La calura dell’agosto 2021 non ha impedito che alcuni contenuti del decreto legge governativo n. 80 del 9 giugno ultimo scorso sui reclutamenti, sulla dirigenza e sui percorsi di carriera diventassero oggetto di prese di posizioni radicalmente opposte fra l’attuale ministro della Pubblica amministrazione in carica e professori del calibro di Sabino Cassese e Bernardo Giorgio Mattarella. Cassese in un articolo apparso sul Corriere della Sera ha affermato che, se l’ottica del Governo è quella di ristabilire la gerarchia del merito nella società italiana,la maggioranza ha fatto nei giorni scorsi due gravi passi indietro nel convertire in legge il decreto legge n. 80” (vedi qui). Mattarella, da parte sua, ha avvertito che alcune disposizioni del decreto legge (convertito in legge n. 113 del 6 agosto 2021) sono “ad alto rischio di illegittimità costituzionale”.

È opportuno articolare qui nel prosieguo il percorso in controtendenza rispetto alla gerarchia del merito, che si manifesta inopinatamente negli stessi giorni in cui alle Olimpiadi di Tokyo l’Italia più bella e sana mostra a se stessa e al mondo la sua grandezza e il suo vigore morale e organizzativo.

Nel corpo del decreto legge n. 80, così come emendato in sede di conversione, si annidano – ben nascoste in modo  da sfuggire all’attenzione dei più – alcune modifiche dell’Ordinamento dell’impiego pubblico che niente hanno a che vedere con la necessità e l’urgenza di un decreto legge, ma che sono state inserite nel corpo di disposizioni d’emergenza perseguendo obiettivi ben diversi da quello di velocizzare l’attuazione del PNRR. Sono presenti disposizioni che toccano le regole di assunzione in servizio con pubblico concorso e altre che stravolgono il regime ordinario della dirigenza pubblica e il regime delle carriere degli impiegati pubblici. Questi ultimi due temi (di cardinale importanza) non c’entrano nulla con il PNRR.

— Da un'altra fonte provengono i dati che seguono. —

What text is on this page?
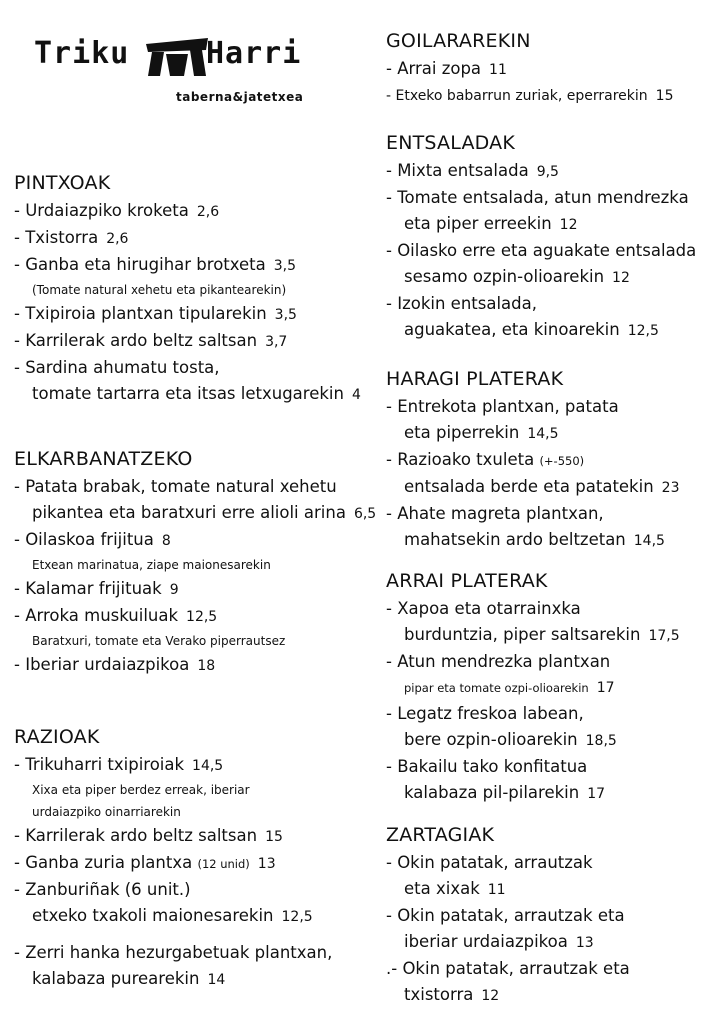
Triku	Harri
taberna&jatetxea
PINTXOAK
- Urdaiazpiko kroketa 2,6
- Txistorra 2,6
- Ganba eta hirugihar brotxeta 3,5
(Tomate natural xehetu eta pikantearekin)
- Txipiroia plantxan tipularekin 3,5
- Karrilerak ardo beltz saltsan 3,7
- Sardina ahumatu tosta,

tomate tartarra eta itsas letxugarekin 4
ELKARBANATZEKO
- Patata brabak, tomate natural xehetu

pikantea eta baratxuri erre alioli arina 6,5
- Oilaskoa frijitua 8
Etxean marinatua, ziape maionesarekin
- Kalamar frijituak 9
- Arroka muskuiluak 12,5
Baratxuri, tomate eta Verako piperrautsez
- Iberiar urdaiazpikoa 18
RAZIOAK
- Trikuharri txipiroiak 14,5
Xixa eta piper berdez erreak, iberiar
urdaiazpiko oinarriarekin
- Karrilerak ardo beltz saltsan 15
- Ganba zuria plantxa (12 unid) 13
- Zanburiñak (6 unit.)

etxeko txakoli maionesarekin 12,5
- Zerri hanka hezurgabetuak plantxan,

kalabaza purearekin 14
GOILARAREKIN
- Arrai zopa 11
- Etxeko babarrun zuriak, eperrarekin 15
ENTSALADAK
- Mixta entsalada 9,5
- Tomate entsalada, atun mendrezka

eta piper erreekin 12
- Oilasko erre eta aguakate entsalada

sesamo ozpin-olioarekin 12
- Izokin entsalada,

aguakatea, eta kinoarekin 12,5
HARAGI PLATERAK
- Entrekota plantxan, patata

eta piperrekin 14,5
- Razioako txuleta (+-550)

entsalada berde eta patatekin 23
- Ahate magreta plantxan,

mahatsekin ardo beltzetan 14,5
ARRAI PLATERAK
- Xapoa eta otarrainxka

burduntzia, piper saltsarekin 17,5
- Atun mendrezka plantxan

pipar eta tomate ozpi-olioarekin 17
- Legatz freskoa labean,

bere ozpin-olioarekin 18,5
- Bakailu tako konfitatua

kalabaza pil-pilarekin 17
ZARTAGIAK
- Okin patatak, arrautzak

eta xixak 11
- Okin patatak, arrautzak eta

iberiar urdaiazpikoa 13
.- Okin patatak, arrautzak eta

txistorra 12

Il reclutamento straordinario di alte professionalità a supporto dell’attuazione del PNRR

Il senso vero della “necessità e urgenza” di un decreto legge sulle assunzioni nelle pubbliche amministrazioni sta tutto nell’esigenza di reclutare “specialisti” laureati da assumere a supporto dell’attuazione del Piano Nazionale di Ripresa e Resilienza. La necessità di operare con ritmo veloce, tuttavia, andava utilizzata per dettare regole che, anche rispondendo alle esigenze di velocità e snellezza, avessero avuto anche un respiro ampio, nella prospettiva futura delle persone che verranno reclutate con meccanismi ordinari. Stiamo parlando di più di 26.000 profili professionali “alti” da utilizzare negli uffici giudiziari, nei ministeri, nelle regioni e negli enti locali. Si tratta di un piano di assunzioni ben più limitato di quello che, in virtù del clamoroso livello d’invecchiamento degli impiegati pubblici, dovrà essere messo in campo nei prossimi anni.

Se il buon giorno si vede dal mattino, tuttavia, per queste assunzioni straordinarie viene prefigurato un sistema di regole completamente disincentivante per le giovani e i giovani laureati che aspirino a entrare nella pubblica amministrazione. Inoltre, da un punto di vista dei principi generali, il percorso trasparente dei concorsi pubblici è chiaramente regressivo. Emergono le seguenti caratteristiche:

  1. Abbandono delle vecchie modalità di reclutamento per esigenze di snellezza e di modernità: quelle utilizzate in un passato ormai remoto (mediamente, due prove scritte e una prova orale), che sono ormai “spirate”, travolte da un trentennio di blocco del turn-over ;
  2. Introduzione di nuove modalità di reclutamento, giustificate con la stringente necessità e urgenza dei tempi del PNRR, basate su selezioni operate dal Formez (sotto l’alta vigilanza del ministero della Pubblica Amministrazione) sulla base di una valutazione dei titoli indicati dagli aspiranti “specialisti” e di prove scritte “a risposta multipla”. Non ci sono orali.
  3. Assunzione in servizio con rapporto di lavoro precario (contratto di tre/quattro anni a tempo determinato o contratto di collaborazione temporanea); è bene ricordare che tali forme di rapporto di lavoro sono difformi dai principi giuridici sanciti dalle direttive europee (vedi qui la direttiva 1999/70/1999) che sanciscono l’assoluta prevalenza del rapporto di lavoro a tempo indeterminato e la residualità di altre forme;
  4. nessuna garanzia per chi si sarà dimostrato elemento professionale di valore – di rimanere in amministrazione con rapporto di lavoro a tempo indeterminato (salvo prospettive ridicole, del tipo quella presente all’articolo 1, comma 3, del DL 80/2021, che prevede “nei bandi di concorso per il reclutamento di personale a tempo indeterminato, una riserva di posti non superiore al 40 per cento, destinata al predetto personale che, alla data di pubblicazione del bando, abbia svolto servizio per almeno trentasei mesi”).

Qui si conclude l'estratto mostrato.